Io ci credevo. Volevo crederci. Perché se avesse voluto nascondermi qualcosa, non si sarebbe nemmeno preoccupato di darmi spiegazioni. E poi, non avevo tempo per svagarmi. Le mie amiche, chi sposate, chi no, hanno le loro vite. I contatti si sono diradati. Ero stanca. Nessuna emozione. I weekend erano solo lavatrici, pasti da preparare, asilo, visite dal pediatra.
Poi, l’altro giorno, ho incontrato Francesca, una mia compagna di scuola, in farmacia. Abbiamo chiacchierato, siamo andate al bar, ci siamo lasciate andare. Scopro che suo marito lavora nella stessa azienda di Luca. Abbiamo persino riso: «Che mondo piccolo». Le ho proposto di vederci venerdì.
«Non posso», mi ha risposto. «Abbiamo la festa aziendale con mio marito».
Ho chiesto, incredula: «Tu ci vai?». E lei, sorpresa: «Sì, certo. È normale andare insieme, no?».
E in quel momento ho sentito un gelo dentro. Ho fatto finta di saperlo, ho scherzato, ho blaterato qualcosa sugli impegni, ma dentro tutto era a pezzi. Dunque, mi aveva mentito. Per anni. Tornando a casa, non sentivo più la terra sotto i piedi. Non per la festa in sé. Ma per la menzogna. Per l’impressione di essere una vergogna. Di essere qualcosa di cui si vergognava.
A cena, cercando di mantenere la voce ferma, ho iniziato il discorso:
«Sai chi ho incontrato oggi? Francesca. Mi ha detto che va alla festa aziendale con il marito. Dice che da voi è normale».
Lui è rimasto immobile. Mi ha guardato di traverso. Poi ha iniziato a versarsi il tè, a giocherellare con il tovagliolo, a evitare il mio sguardo.
«Be’, per i nuovi è così. Non glielo vietano. Ma noi colleghi ormai ci conosciamo da tempo».
«E prima, allora?

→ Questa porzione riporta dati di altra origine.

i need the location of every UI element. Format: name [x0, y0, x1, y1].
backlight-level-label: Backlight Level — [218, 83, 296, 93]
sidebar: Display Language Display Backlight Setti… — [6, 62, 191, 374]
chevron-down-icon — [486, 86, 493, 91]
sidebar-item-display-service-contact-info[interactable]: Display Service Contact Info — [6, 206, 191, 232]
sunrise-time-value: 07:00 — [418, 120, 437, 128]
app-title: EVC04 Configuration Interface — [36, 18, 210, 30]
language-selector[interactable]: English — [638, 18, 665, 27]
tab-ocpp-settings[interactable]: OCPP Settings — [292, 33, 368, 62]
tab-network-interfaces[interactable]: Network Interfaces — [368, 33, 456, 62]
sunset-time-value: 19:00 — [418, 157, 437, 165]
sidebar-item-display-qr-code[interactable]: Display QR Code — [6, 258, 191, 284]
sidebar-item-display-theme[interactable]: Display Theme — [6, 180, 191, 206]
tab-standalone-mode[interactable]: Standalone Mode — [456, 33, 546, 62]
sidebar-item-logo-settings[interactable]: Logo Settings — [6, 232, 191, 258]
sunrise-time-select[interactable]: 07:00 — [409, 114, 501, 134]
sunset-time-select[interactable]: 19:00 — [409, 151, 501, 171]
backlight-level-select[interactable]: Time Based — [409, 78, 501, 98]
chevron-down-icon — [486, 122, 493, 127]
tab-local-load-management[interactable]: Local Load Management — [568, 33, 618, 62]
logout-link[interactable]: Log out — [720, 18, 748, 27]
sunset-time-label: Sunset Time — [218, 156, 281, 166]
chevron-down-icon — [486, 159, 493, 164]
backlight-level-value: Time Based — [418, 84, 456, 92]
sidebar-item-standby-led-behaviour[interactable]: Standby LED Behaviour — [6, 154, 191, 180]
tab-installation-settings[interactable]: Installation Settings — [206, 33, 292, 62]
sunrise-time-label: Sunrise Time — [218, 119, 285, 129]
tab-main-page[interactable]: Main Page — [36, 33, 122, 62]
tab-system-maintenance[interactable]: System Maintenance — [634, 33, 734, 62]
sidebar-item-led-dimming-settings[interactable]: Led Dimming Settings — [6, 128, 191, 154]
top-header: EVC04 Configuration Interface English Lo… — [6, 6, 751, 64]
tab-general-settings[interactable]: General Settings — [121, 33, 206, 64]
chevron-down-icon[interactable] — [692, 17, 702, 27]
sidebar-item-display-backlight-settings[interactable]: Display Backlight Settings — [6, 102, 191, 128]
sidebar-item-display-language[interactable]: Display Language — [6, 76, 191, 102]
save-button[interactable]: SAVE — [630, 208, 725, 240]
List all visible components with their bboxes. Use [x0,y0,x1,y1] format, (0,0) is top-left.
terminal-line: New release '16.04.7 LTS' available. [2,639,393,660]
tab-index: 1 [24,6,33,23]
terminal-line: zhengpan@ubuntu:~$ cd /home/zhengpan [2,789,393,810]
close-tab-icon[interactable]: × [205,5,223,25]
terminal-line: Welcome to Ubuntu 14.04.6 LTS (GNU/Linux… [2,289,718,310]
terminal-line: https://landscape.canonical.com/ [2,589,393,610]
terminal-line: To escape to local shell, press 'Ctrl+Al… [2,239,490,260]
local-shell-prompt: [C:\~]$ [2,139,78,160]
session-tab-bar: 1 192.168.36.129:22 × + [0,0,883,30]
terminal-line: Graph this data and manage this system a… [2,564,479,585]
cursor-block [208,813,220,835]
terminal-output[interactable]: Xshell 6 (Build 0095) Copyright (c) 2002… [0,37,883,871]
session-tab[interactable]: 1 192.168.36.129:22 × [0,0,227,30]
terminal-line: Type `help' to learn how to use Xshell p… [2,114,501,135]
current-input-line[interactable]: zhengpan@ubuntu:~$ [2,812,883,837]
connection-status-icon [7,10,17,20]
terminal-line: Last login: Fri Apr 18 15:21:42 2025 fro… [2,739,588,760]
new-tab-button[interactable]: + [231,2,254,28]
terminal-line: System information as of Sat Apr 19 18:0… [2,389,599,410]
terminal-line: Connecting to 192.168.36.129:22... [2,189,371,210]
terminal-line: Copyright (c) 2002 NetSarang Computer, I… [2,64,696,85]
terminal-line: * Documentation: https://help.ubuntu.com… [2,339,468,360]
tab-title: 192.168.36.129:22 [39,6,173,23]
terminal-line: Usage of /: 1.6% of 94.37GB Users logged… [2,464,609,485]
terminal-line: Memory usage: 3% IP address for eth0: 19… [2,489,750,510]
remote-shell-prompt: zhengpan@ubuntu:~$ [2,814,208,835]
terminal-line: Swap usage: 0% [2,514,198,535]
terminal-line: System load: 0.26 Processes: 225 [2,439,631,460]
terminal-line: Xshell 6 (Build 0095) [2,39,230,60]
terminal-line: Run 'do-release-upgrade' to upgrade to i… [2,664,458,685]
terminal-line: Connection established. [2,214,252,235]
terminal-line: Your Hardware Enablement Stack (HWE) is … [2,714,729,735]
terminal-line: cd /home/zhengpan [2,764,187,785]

Non sei nuovo da tre anni».
Ha sospirato, guardato altrove e ha mollato la bomba:
«Volevo solo svagarmi. Senza dovermi preoccupare della moglie. Senza il solito chiacchiericcio sulle famiglie. Senza dover stare sobrio per controllarti o sentirti che mi controlli. Sono stanco. Voglio divertirmi».
Mi ha colpito come un pugno. Quindi, io ero un peso. Con gli altri poteva essere se stesso, con me no. Sono brutta? Sgradevole? Non so conversare? O forse credevo che avrei rovinato il suo “divertimento”?
Meglio se avesse taciuto. Le bugie feriscono, ma la verità, dopo anni, è uno schiaffo all’anima. Non ho fatto scenate. Ho solo deciso: non lo inviterò più alla mia festa aziendale. Tra una settimana c’è un evento. Ci andrò da sola. Mi vestirò con eleganza. Riderò, parlerò, ballerò.
Forse non è la soluzione perfetta. Ma deve capire: non si tratta così una moglie. Né quella che dovrebbe brillare in festa, né quella che veglia un figlio con la febbre. Non siamo nemici. Eppure, ora mi sento un’estranea. E gli estranei non ricevono inviti.